Download Legal, recently founded by Brooklyn Burgess, a third-year law student at the University of Alabama, is a grassroots group aimed at organizing student voices against media piracy. It also seeks to educate students about the dangers of illegal file sharing.
Besides putting students at legal risk, illegal downloading hurts many small record labels and emerging artists, said Ted Oberwager, a senior at Georgetown University and one of the members of Download Legal.
Oberwager said his knowledge comes from first-hand experience, as he has worked in the music industry for an “underground” record company. These companies need more direct financial support from their small pool of buyers than do large corporations who enjoy more popularity.
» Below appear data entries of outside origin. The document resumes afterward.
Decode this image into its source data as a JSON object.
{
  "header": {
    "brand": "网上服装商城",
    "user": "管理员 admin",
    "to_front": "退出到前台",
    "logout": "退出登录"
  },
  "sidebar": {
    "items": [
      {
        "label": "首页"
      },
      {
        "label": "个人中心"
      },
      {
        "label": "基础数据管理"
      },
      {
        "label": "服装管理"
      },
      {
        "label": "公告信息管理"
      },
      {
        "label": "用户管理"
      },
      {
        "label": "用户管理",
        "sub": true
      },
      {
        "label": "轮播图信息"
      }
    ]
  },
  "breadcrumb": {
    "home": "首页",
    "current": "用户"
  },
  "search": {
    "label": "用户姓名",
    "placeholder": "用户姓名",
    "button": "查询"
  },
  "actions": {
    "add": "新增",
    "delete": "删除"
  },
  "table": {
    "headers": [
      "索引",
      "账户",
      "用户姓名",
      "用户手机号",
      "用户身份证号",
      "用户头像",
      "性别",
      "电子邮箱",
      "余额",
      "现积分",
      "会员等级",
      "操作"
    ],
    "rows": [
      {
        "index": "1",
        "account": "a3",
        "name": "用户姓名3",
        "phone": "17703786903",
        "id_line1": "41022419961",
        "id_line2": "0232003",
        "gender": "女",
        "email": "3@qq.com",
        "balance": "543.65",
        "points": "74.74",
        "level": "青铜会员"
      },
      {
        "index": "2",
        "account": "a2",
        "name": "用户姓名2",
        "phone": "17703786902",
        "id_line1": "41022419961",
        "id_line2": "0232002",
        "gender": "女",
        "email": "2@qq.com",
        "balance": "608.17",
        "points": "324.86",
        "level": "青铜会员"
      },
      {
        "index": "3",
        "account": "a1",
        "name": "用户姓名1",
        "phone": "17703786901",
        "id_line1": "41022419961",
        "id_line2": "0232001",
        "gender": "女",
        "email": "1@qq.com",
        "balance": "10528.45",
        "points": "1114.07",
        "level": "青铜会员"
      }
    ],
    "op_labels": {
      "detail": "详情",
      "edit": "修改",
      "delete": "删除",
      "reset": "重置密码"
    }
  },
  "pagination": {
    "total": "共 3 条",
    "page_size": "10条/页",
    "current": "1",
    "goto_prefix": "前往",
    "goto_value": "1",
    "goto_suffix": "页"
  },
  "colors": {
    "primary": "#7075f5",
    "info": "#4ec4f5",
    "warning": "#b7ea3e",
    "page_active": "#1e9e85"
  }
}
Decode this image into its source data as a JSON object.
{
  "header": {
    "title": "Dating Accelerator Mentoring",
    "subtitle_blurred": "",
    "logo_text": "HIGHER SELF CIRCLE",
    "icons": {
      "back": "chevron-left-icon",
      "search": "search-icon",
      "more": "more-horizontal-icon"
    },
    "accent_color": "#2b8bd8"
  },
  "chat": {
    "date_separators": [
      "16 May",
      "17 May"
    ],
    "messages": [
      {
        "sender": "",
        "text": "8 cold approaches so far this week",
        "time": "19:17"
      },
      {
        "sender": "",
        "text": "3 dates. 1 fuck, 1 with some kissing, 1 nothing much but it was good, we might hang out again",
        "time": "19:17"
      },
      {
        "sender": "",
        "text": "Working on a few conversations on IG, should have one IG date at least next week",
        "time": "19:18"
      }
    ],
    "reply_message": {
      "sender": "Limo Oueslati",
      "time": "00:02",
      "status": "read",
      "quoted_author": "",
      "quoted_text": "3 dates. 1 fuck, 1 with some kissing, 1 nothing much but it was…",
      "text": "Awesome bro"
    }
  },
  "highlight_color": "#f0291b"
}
“[The small labels] don’t have the resources to make up for the loss,” Oberwager said.
Besides the concern over business interests, illegal file sharing can spread viruses and pose other computer security problems, Burgess said. It also infringes on copyright and intellectual property laws, he said, hence its designation as “illegal” downloading.
Oberwager said he believes it is due to ignorance on the consumer’s part for not realizing the severity of the crime being committed when a user illegally downloads a song.
“Kids know it’s bad to walk into a music store and steal a CD, but they don’t equate that when it’s done online,” Burgess said.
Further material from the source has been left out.